Truffe agli anziani tra Roma e Latina: la Polizia di Stato di Gaeta arresta due giovani responsabili e recupera denaro e gioielli sottratti alle vittime
La Polizia di Stato di Gaeta, nell’ambito dell’attento monitoraggio del territorio finalizzato alla prevenzione e al contrasto dei reati predatori, ha tratto in arresto due soggetti, un 22enne di nazionalità rumena e un 18enne residente nel napoletano, ritenuti responsabili di truffe ai danni di persone anziane.

In particolare, nel pomeriggio del 4 marzo scorso, gli agenti del Commissariato di Pubblica Sicurezza di Gaeta, impegnati in servizio di controllo del territorio, hanno notato un’autovettura sospetta transitare a velocità sostenuta sul lungomare Caboto e hanno quindi proceduto al fermo del veicolo per un controllo.
A bordo dell’auto viaggiavano i due giovani che, sin da subito, hanno mostrato un atteggiamento nervoso. Nel corso degli accertamenti, uno dei due ha consegnato spontaneamente agli agenti una busta contenente denaro contante e numerosi monili in oro, ammettendo di aver appena perpetrato una truffa ai danni di un anziano nella provincia di Roma.

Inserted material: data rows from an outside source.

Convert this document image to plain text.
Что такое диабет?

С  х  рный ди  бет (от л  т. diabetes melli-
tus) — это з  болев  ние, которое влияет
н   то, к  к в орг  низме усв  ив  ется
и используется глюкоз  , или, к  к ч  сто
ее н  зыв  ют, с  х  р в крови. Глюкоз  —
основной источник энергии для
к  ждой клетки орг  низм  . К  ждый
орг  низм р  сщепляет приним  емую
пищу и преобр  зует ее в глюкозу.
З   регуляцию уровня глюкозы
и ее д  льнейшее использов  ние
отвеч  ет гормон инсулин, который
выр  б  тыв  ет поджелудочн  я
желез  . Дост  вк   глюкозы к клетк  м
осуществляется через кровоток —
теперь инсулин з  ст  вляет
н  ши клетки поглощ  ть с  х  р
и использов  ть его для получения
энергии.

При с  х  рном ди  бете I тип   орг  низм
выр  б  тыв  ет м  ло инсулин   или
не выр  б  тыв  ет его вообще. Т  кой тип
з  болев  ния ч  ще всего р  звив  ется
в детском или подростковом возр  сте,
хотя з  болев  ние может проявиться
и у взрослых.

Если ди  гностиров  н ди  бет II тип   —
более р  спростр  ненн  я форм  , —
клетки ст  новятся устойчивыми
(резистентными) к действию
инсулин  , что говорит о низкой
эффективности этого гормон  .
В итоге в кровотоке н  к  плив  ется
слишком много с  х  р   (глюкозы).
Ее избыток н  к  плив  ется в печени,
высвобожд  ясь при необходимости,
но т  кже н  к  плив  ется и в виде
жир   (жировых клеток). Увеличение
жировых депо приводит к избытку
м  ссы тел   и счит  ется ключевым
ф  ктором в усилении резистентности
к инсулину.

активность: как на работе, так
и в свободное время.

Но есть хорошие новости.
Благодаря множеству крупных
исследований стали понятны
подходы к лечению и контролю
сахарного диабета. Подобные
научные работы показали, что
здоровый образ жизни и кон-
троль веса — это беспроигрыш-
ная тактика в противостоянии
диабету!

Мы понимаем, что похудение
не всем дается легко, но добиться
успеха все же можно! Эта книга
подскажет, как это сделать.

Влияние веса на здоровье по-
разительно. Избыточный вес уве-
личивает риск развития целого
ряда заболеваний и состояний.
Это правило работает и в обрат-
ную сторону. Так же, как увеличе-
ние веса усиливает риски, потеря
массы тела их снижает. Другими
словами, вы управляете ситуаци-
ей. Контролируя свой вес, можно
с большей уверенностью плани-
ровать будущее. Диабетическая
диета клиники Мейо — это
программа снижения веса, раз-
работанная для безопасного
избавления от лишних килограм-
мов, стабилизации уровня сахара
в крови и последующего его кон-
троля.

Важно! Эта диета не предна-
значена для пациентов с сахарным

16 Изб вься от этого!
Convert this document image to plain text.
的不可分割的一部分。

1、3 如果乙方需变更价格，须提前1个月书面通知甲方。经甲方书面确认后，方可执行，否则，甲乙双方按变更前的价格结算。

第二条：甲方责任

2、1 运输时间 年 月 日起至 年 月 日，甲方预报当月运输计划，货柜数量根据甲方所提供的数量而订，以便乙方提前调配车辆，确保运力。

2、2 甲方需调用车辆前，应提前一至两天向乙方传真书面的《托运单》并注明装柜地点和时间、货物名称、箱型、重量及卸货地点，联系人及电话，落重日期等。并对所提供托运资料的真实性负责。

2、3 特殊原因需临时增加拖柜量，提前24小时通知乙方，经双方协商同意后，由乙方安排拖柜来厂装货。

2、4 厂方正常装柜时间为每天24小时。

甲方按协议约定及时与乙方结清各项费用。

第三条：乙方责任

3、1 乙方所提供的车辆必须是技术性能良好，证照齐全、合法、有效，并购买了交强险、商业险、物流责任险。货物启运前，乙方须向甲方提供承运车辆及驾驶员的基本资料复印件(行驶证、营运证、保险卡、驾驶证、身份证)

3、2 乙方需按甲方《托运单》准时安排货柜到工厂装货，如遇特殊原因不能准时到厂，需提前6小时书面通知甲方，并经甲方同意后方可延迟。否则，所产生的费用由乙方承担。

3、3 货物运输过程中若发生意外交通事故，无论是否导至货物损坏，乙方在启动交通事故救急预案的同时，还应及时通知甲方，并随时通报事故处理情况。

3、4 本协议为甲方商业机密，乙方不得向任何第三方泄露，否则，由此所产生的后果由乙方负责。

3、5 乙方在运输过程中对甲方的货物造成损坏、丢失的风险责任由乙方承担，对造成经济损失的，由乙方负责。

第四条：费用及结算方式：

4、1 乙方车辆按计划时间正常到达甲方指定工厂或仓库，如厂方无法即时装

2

Gli immediati riscontri effettuati dagli operatori hanno consentito di accertare che, proprio in quelle ore, due persone anziane hanno formalizzato denuncia presso stazioni dei Carabinieri della provincia romana, precisamente a Pisoniano per truffe subite con modalità analoghe. Le vittime hanno descritto dettagliatamente sia i preziosi sottratti sia l’autore materiale del raggiro, successivamente riconosciuto tramite individuazione fotografica.
La successiva perquisizione del veicolo ha inoltre permesso di rinvenire ulteriori oggetti preziosi e documenti risultati provento di un secondo episodio di truffa consumato sempre in provincia di Roma, a Cerreto Laziale, ai danni sempre di un’anziana.
Alla luce degli elementi raccolti e delle denunce presentate dalle persone offese, i due soggetti sono stati arrestati per il reato di truffa aggravata ai danni di persone anziane, con il sequestro della refurtiva, si tratta di denaro contante, oggetti preziosi e monili in oro del peso complessivo di oltre un chilogrammo.
Informata l’Autorità Giudiziaria competente, gli arrestati sono stati sottoposti alla misura degli arresti domiciliari in attesa dell’udienza di convalida, tutto il materiale sequestrato è stato consegnato ai legittimi proprietari.
La Procura della Repubblica di Cassino ha richiesto al giudice la convalida dell’arresto e l’adozione di una misura cautelare personale. Le richieste sono state accolte e, dopo la convalida dell’arresto, per i due indagati è stata applicata la misura cautelare del divieto di dimora nella provincia di Roma.